Graças a Mallon, a medicina começou a conhecer os casos de pessoas assintomáticas que eram capazes de transmitir doenças. Outros casos foram descobertos, mas não receberam um tratamento tão duro quanto o dela. Ainda se discute se essa diferença se deu por causa de seu gênero e de sua origem estrangeira ou por causa de sua extrema falta de colaboração. A questão é que, assim como Mallon não estava preparada para acreditar no diagnóstico, as autoridades da época não estavam preparadas para lidar com essa peculiar situação.
Os números variam, mas estima-se que ela foi responsável por pelo menos 50 infecções e 3 mortes, uma antes de 1907 e duas dentre os funcionários do hospital.
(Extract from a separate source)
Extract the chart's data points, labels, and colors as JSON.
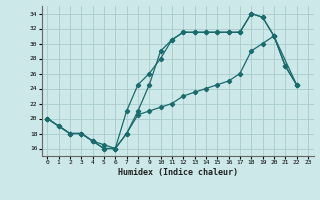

Há também estimativas de que os infectados chegaram a 122 e as mortes a 5. Tudo indica que, mesmo vendo os casos de febre tifoide subindo nos locais onde trabalhava e ouvindo os argumentos de Soper e dos demais especialistas, Mallon jamais se responsabilizou pelas infecções, entrando em um estado de negação e dissonância cognitiva que, aparentemente, duraria até o fim de sua vida.
Assim como Mallon, muitas pessoas seguem se recusando a acreditar na ameaça da COVID-19. Se antes isso se manifestava por meio da recusa do uso de máscaras e do isolamento social, hoje também se manifesta pela recusa de tomar as várias vacinas disponíveis nos postos de saúde. A grande diferença é que Mallon viveu em uma época na qual a sua condição era uma desconhecida novidade científica, enquanto os negacionistas da atualidade simplesmente escolhem acreditar nas informações mais convenientes para eles.